Elle raccroche le sourire aux lèvres.

-Ça va ? demande Sofie surprise de voir Samantha si sereine.

-J'ai vraiment beaucoup de chance d'avoir des amies comme vous.

-Quoi ? Tu ne l'avais pas remarqué avant ? Je suis déçue dit Sofie.

Elles rigolent et se prennent tendrement dans les bras.

-Tu sais que je serai toujours là pour toi aussi si tu as besoin, dit Samantha émue.

-Oui je sais bien et tu me l'as déjà prouvé. Et puis à quoi servent les amies si ce n'est écouter, pleurer avec toi et rire ? Sans oublier manger des bouchons tous les jours.

- J'avoue que ces petites bouchées de pates de riz et de porc assaisonné me font perdre la tête et tu n'as pas tort, on sait faire. Le pire reste quand même la quantité phénoménale de nourriture qu'on peut avaler. J'ai dû prendre 10 kilos depuis que je suis avec toi.

-Mais non n'exagère pas et puis je te signale que nous cuisinons toutes les deux pas seulement moi, madame.

-Oui mais comme on est des vraies chefs, ça n'aide pas, dit Samantha en touchant son ventre. Mais je pense que ce qui fait pencher la balance se sont les apéritifs au rhum arrangé et boudins bien pimentés qu'on alterne quelquefois avec les samoussas, tout ça ne doit pas vraiment aider.

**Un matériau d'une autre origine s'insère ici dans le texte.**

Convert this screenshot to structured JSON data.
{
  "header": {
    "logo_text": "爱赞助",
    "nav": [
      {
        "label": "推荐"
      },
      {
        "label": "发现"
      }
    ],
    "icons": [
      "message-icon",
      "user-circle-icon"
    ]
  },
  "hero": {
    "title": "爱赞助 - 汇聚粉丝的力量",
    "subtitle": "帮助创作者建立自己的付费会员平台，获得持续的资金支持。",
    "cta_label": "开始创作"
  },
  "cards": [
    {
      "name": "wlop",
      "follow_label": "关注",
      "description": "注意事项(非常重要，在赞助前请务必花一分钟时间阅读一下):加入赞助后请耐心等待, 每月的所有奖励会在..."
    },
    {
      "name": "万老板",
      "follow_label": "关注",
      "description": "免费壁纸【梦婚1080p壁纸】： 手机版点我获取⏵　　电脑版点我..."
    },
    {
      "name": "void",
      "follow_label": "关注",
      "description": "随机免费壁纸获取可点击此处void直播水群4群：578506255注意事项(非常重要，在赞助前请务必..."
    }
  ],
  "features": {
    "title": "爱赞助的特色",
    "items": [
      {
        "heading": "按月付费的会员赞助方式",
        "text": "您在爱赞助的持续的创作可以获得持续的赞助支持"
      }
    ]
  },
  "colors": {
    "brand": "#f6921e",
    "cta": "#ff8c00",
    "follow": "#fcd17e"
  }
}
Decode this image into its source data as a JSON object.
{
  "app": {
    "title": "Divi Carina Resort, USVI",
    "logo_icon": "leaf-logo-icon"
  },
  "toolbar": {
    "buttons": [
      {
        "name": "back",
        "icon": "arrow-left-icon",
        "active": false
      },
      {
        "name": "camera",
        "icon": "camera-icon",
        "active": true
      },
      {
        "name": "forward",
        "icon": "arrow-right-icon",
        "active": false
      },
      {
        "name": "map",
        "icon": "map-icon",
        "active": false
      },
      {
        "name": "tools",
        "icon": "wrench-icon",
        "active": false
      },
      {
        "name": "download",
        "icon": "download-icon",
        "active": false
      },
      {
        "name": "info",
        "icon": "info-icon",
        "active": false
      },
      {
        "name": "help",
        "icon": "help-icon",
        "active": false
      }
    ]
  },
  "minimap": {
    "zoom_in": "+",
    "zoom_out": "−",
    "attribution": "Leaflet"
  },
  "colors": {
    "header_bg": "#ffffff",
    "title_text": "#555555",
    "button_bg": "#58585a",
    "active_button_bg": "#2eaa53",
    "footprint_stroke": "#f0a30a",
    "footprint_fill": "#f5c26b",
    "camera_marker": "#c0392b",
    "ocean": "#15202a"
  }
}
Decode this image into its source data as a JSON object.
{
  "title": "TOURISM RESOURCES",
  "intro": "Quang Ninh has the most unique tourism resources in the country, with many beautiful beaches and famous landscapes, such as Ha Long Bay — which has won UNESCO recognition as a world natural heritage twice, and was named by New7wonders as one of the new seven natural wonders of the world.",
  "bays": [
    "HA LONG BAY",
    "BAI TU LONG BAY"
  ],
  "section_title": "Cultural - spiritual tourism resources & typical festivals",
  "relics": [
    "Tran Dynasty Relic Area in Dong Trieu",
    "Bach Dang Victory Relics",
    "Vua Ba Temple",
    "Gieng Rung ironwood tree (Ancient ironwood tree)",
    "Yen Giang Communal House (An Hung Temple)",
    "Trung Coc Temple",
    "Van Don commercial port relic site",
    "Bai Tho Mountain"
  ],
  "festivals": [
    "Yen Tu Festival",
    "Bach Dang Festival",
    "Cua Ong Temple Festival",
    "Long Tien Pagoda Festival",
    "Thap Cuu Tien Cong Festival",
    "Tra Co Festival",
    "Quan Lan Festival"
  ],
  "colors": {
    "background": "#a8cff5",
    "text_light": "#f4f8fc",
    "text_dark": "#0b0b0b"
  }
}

-Oh c'est vrai que tu es énorme ma fille, dit Sofie en rigolant.

-Quand Alexandre va me voir, il ne va pas me reconnaître si ça continue, je t'assure. Ça pourrait être un motif de divorce, tu sais ?

-Oui bien sûr. Je pense qu'il adorerait tripoter tes bourrelets à l'heure actuelle.

-J'aimerais te croire mais j'ai des doutes.

-Ne te fais pas de plan sur la comète et ne commence pas à te mettre des idées tordues en tête sinon tu vas encore refuser d'aller le voir. Je te connais bien.

-Oui tu as raison, je dois être positive et me dire qu'il sera tellement ébloui par ma beauté qu'il va se jeter dans mes bras et m'embrasser passionnément.

-Oui enfin n'exagérons rien non plus dit Sofie en riant.

-Oh la méchante ! Tiens, on dirait que ta fille se réveille. On va la voir ?!

Elles se dirigent vers la maison bras dessus, bras dessous lorsque Samantha reçoit un appel.

-Coucou ma chérie, comment vas-tu ?

-Ça va super bien. Merci.

-Tu ne mentirais pas à ton vieux père quand même ?

-Jamais. Alors avant que tu me le demandes, je vais appeler Alexandre et retourner à Los Angeles rapidement.

-Tu es sûre de toi ? Il y a une semaine, tu ne voulais plus le voir alors qu'est-ce qui a changé ?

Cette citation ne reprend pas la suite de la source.